For visitors heading to Istanbul, tell them to pack their best sneakers as major archaeological attractions abound. Most travelers head straight to the Topkapi Palace, a national emblem and icon of Turkey’s history. It was the Imperial residence of the Ottoman sultans for nearly 400 years and remains one of the largest and oldest palaces from that period to currently survive in the world. Here, clients can navigate gorgeous courtyards and browse ancient artifacts, like the treasury and sacred relics.
While Topkapi embodies Turkey’s ruling empires, the Blue Mosque is iconic of the country’s conviction to Islamic beliefs. It’s a captivating attraction: The interior walls are lined with 20,000 blue tiles and the dome soars to 140 feet high. Built in the early 1600s, the mosque still serves as a functioning place of worship.
Shopping in Istanbul is quite unique, and clients can spend hours navigating street markets. The mother of all markets, however, is the Grand Bazaar, which was constructed in the mid-1400s and is one of the largest markets in the world. The Grand Bazaar boasts more than 6,000 shops offering a variety of goods, from handcrafted ceramics to rugs and Turkish coffee.
For a more modern approach to shopping, head to the Taksim area, which is full of boutiques and bustling cafes. When the sun sets, Taksim transforms into a riveting nightlife scene with popular clubs and bars.

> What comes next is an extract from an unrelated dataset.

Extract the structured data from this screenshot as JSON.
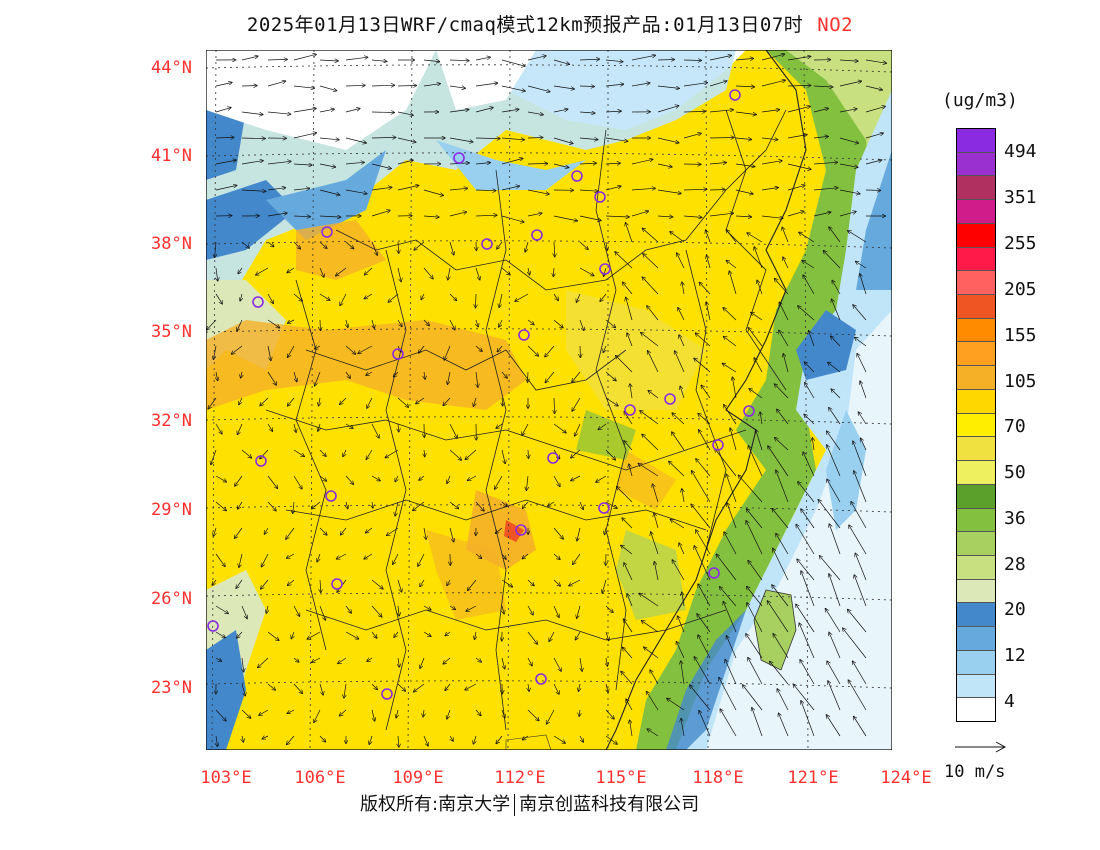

Like its long-serving empires and kingdoms, Istanbul continues to offer amenities for those who like to travel with a fine taste. The burgeoning, high-end shopping district Nisantasi (admired for its art-nouveau apartment buildings) offers local boutiques of fashion and furniture, as well as luxury shops like Gucci and Louis Vuitton. Opened this year is City’s Nisantasi, an upmarket lifestyle mall.
Considering Istanbul is the world’s third most populous city, with a population of approximately 11 million, visitors will no doubt come in contact with its bustling and sometimes frenetic pace, and it’s nice to have accommodations that serve as a quiet retreat.
The Ritz-Carlton, Istanbul is located in the heart of the famous Dolmabahce Quarter, removed from the other luxury hotels in its own contained property. Along with contemporary accents, the decor and design heavily reflect Turkey’s historic legacy, including influences of the Roman, Byzantine and Ottoman periods: green and bricked marble floors; pastel colors used in handmade Turkish carpets; timeless artifacts and original; antique doors from old Turkish houses. The 244 rooms embrace the medieval Ottoman period with cobalt blue Iznik tiles in the bathrooms and tulips as the leitmotif on fabrics.
If you really want to indulge in a Turkish delight, check in to one of the several hammans for a truly authentic experience. This traditional bathing culture still remains popular and is central to Islamic purifying beliefs. The Cagaloglu is the oldest existing bath in Istanbul (nearly 300 years old), decorated with pillars, arcs, arches and fountains.